Ideas and Dreams
Garrett Morgan loved firefighters so much that he invented a breathing apparatus to keep them alive while they saved lives.
His invention was the precursor to what modern firefighters use today. It wasn’t until he demonstrated its usefulness during a mine collapse that rescuers took the device seriously, said the Rev. Darrell Cummings, pastor of Bethlehem Apostolic Church, Wheeling. Cummings taught a classroom full of third- and fifth-grade Madison Elementary School students about Morgan and several other black inventors Tuesday in recognition of Black History Month.
“His invention saved lives all over the world,” Cummings said of Morgan, who lived in Cleveland, Ohio, until his death in 1963.
Cummings had an example of the device, which was manufactured in Pittsburgh, that he borrowed from Wheeling Fire Chief Larry Helms, who found it stored in one of the city’s firehouses.
Cummings said he was pleasantly surprised to discover that Helms knew all about the original device and who invented it. Morgan’s other inventions included the traffic signal and a type of oil that is used to straighten hair.
Other inventors Cummings discussed Tuesday included:
– Elijah McCoy, an engineer who invented a device to automatically oil the wheels and machinery on trains. When inquiring about a train’s lubricating system, engineers were known to ask, “Is it the real McCoy?

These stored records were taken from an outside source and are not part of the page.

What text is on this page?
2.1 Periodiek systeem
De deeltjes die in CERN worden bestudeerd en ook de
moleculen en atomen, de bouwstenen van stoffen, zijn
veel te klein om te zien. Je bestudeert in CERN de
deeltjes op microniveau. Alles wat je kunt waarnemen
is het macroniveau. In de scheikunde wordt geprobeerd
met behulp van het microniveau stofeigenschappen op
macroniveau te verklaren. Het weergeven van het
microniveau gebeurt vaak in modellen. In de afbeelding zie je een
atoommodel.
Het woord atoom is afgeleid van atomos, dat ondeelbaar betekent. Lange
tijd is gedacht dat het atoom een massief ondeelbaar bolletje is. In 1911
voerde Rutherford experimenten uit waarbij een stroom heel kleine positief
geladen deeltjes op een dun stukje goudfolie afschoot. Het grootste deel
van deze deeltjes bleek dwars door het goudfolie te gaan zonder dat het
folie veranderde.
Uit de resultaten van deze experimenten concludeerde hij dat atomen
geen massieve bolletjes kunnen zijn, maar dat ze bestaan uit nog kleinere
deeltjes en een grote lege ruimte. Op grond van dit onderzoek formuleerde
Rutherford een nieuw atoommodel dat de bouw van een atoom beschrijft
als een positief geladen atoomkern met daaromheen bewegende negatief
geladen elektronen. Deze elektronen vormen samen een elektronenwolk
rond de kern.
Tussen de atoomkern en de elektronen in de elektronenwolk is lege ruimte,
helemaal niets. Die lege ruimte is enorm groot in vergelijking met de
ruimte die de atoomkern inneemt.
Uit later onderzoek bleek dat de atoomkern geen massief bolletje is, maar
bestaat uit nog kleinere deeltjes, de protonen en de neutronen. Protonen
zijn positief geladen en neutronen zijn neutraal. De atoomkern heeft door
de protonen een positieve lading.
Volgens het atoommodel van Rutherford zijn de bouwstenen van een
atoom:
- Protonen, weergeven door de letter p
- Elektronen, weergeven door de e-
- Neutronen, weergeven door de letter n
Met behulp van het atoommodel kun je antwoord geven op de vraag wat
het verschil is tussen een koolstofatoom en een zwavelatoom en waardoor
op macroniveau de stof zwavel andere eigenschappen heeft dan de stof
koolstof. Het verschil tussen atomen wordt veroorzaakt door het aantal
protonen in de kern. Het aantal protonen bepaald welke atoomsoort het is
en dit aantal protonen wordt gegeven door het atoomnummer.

– George Washington Carver, who discovered 300 different ways to use peanuts, turning it into a cash crop.
– Lewis Latimer, a draftsman who did the patent drawings for Alexander Graham Bell’s telephone. Latimer also invented a longer lasting filament for Thomas Edison’s incandescent light bulb.
Cummings encouraged the students to have a dream and to treat people without prejudice.
“Believe in your ideas and have a dream. You are only old when you give up on your dreams. You are meant to be someone special,” Cummings said. “There is a gift inside of all of you – you are all great.”